Approach to Ascitic Fluid Analysis
Diagnostic paracentesis with comprehensive ascitic fluid analysis is essential for all patients with new-onset ascites, with specific testing determined by clinical context and pre-test probability of underlying conditions. 1
Initial Diagnostic Approach
Core Analysis (Required for All Patients)
- Serum-Ascites Albumin Gradient (SAAG): Differentiates portal hypertension (≥1.1 g/dL) from other causes (<1.1 g/dL) with 97% accuracy 1, 2
- Total protein concentration: Helps classify ascites type and evaluate SBP risk 1, 2
- Cell count with differential: Essential for diagnosing SBP (>250 neutrophils/mm³) 1, 2
- Bacterial culture: Inoculate directly into blood culture bottles at bedside to increase yield from ~50% to ~80% 1, 2
Interpretation of SAAG Results
- SAAG ≥1.1 g/dL: Indicates portal hypertension (cirrhosis, alcoholic hepatitis, heart failure)
- High protein (>2.5 g/dL): Suggests cardiac ascites
- Low protein (<2.5 g/dL): Suggests cirrhotic ascites
- SAAG <1.1 g/dL: Indicates non-portal hypertension causes (malignancy, tuberculosis, pancreatitis)
Targeted Additional Testing Based on Clinical Suspicion
For Suspected Malignancy
- Cytology: Send three samples for highest sensitivity (96.7%) 2
- Tumor markers: CEA, EpCAM, CA 15-3, CA 19-9 may increase positive predictive value 1
- Avoid CA-125: Non-specific and elevated in all types of ascites 2
For Suspected Tuberculosis
- Adenosine deaminase (ADA): Levels >40 IU/mL suggest TB; useful to distinguish from carcinomatosis 1
- Acid-fast bacilli smear and culture: Limited sensitivity (<50% culture positive, smear rarely positive) 1
For Suspected Pancreatic Ascites
- Amylase: Typically >1000 IU/L or >6× serum amylase in pancreatic ascites 1
For Suspected Secondary Bacterial Peritonitis
- Glucose: <50 mg/dL suggests secondary bacterial peritonitis 2
- LDH: Elevated in secondary bacterial peritonitis 2
- CEA: >5 ng/mL suggests gut perforation 2
- Alkaline phosphatase: >240 U/L suggests gut perforation 2
Specific Clinical Scenarios
When to Perform Diagnostic Paracentesis
- All patients with new-onset ascites 1
- Hospitalized cirrhotic patients with ascites at admission 1
- Patients with GI bleeding, shock, fever, signs of systemic inflammation 1
- Patients with worsening liver/renal function or hepatic encephalopathy 1
- Patients with abdominal pain or unexplained clinical deterioration 1
Management of Spontaneous Bacterial Peritonitis (SBP)

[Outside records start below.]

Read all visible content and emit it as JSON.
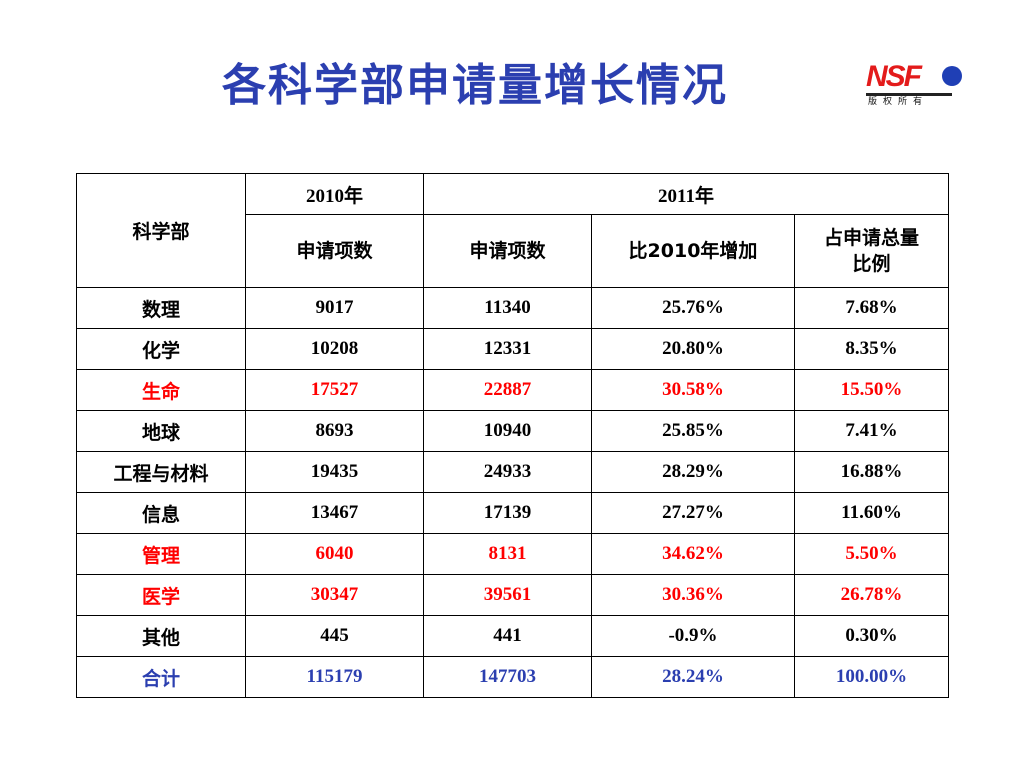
{
  "title": "各科学部申请量增长情况",
  "logo": {
    "text": "NSF",
    "subtext": "版权所有",
    "colors": {
      "text": "#e31b1b",
      "dot": "#1f3fb5"
    }
  },
  "table": {
    "header": {
      "dept": "科学部",
      "year2010": "2010年",
      "year2011": "2011年",
      "col_2010_count": "申请项数",
      "col_2011_count": "申请项数",
      "col_increase": "比2010年增加",
      "col_share_line1": "占申请总量",
      "col_share_line2": "比例"
    },
    "rows": [
      {
        "name": "数理",
        "v2010": "9017",
        "v2011": "11340",
        "increase": "25.76%",
        "share": "7.68%",
        "highlight": "none"
      },
      {
        "name": "化学",
        "v2010": "10208",
        "v2011": "12331",
        "increase": "20.80%",
        "share": "8.35%",
        "highlight": "none"
      },
      {
        "name": "生命",
        "v2010": "17527",
        "v2011": "22887",
        "increase": "30.58%",
        "share": "15.50%",
        "highlight": "red"
      },
      {
        "name": "地球",
        "v2010": "8693",
        "v2011": "10940",
        "increase": "25.85%",
        "share": "7.41%",
        "highlight": "none"
      },
      {
        "name": "工程与材料",
        "v2010": "19435",
        "v2011": "24933",
        "increase": "28.29%",
        "share": "16.88%",
        "highlight": "none"
      },
      {
        "name": "信息",
        "v2010": "13467",
        "v2011": "17139",
        "increase": "27.27%",
        "share": "11.60%",
        "highlight": "none"
      },
      {
        "name": "管理",
        "v2010": "6040",
        "v2011": "8131",
        "increase": "34.62%",
        "share": "5.50%",
        "highlight": "red"
      },
      {
        "name": "医学",
        "v2010": "30347",
        "v2011": "39561",
        "increase": "30.36%",
        "share": "26.78%",
        "highlight": "red"
      },
      {
        "name": "其他",
        "v2010": "445",
        "v2011": "441",
        "increase": "-0.9%",
        "share": "0.30%",
        "highlight": "none"
      },
      {
        "name": "合计",
        "v2010": "115179",
        "v2011": "147703",
        "increase": "28.24%",
        "share": "100.00%",
        "highlight": "blue"
      }
    ]
  },
  "colors": {
    "title": "#2b3fb0",
    "highlight_red": "#ff0000",
    "highlight_blue": "#2b3fb0"
  }
}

- Diagnosis: PMN count >250 cells/mm³ in ascitic fluid 1, 2
- Treatment: Immediate empirical antibiotic therapy (third-generation cephalosporins like cefotaxime) 1
- Follow-up: Repeat paracentesis at 48 hours to assess treatment response 1
- Special consideration: Patients with SBP and signs of renal impairment should receive albumin (1.5 g/kg in first 6 hours) 1
Culture-Negative Neutrocytic Ascites vs. Bacterascites
- Culture-negative neutrocytic ascites: PMN >250/mm³ but negative culture; treat as SBP 1
- Bacterascites: Positive culture but PMN <250/mm³; may represent transient colonization or early SBP 1
- For symptomatic patients: Treat as early SBP
- For asymptomatic patients: Consider repeat paracentesis to guide management 1
Common Pitfalls to Avoid
Delaying paracentesis due to coagulopathy concerns: Paracentesis is safe even with abnormal coagulation parameters; prophylactic fresh frozen plasma or platelets are not routinely needed 1, 2
Inadequate culture technique: Always inoculate fluid directly into blood culture bottles at bedside to maximize diagnostic yield 1, 2
Over-reliance on CA-125: This marker is elevated in all types of ascites and may lead to unnecessary gynecologic procedures 2
Missing secondary bacterial peritonitis: Consider this diagnosis when there are localized abdominal symptoms, very high neutrophil count, multiple organisms on culture, or inadequate response to antibiotics 1
Failure to recognize bacterascites in symptomatic patients: This may represent early SBP and requires treatment 1
Neglecting to repeat paracentesis after 48 hours of treatment: Important to confirm response to therapy, especially when clinical improvement is not evident 1
By following this systematic approach to ascitic fluid analysis, clinicians can efficiently diagnose the underlying cause of ascites and initiate appropriate management to reduce morbidity and mortality.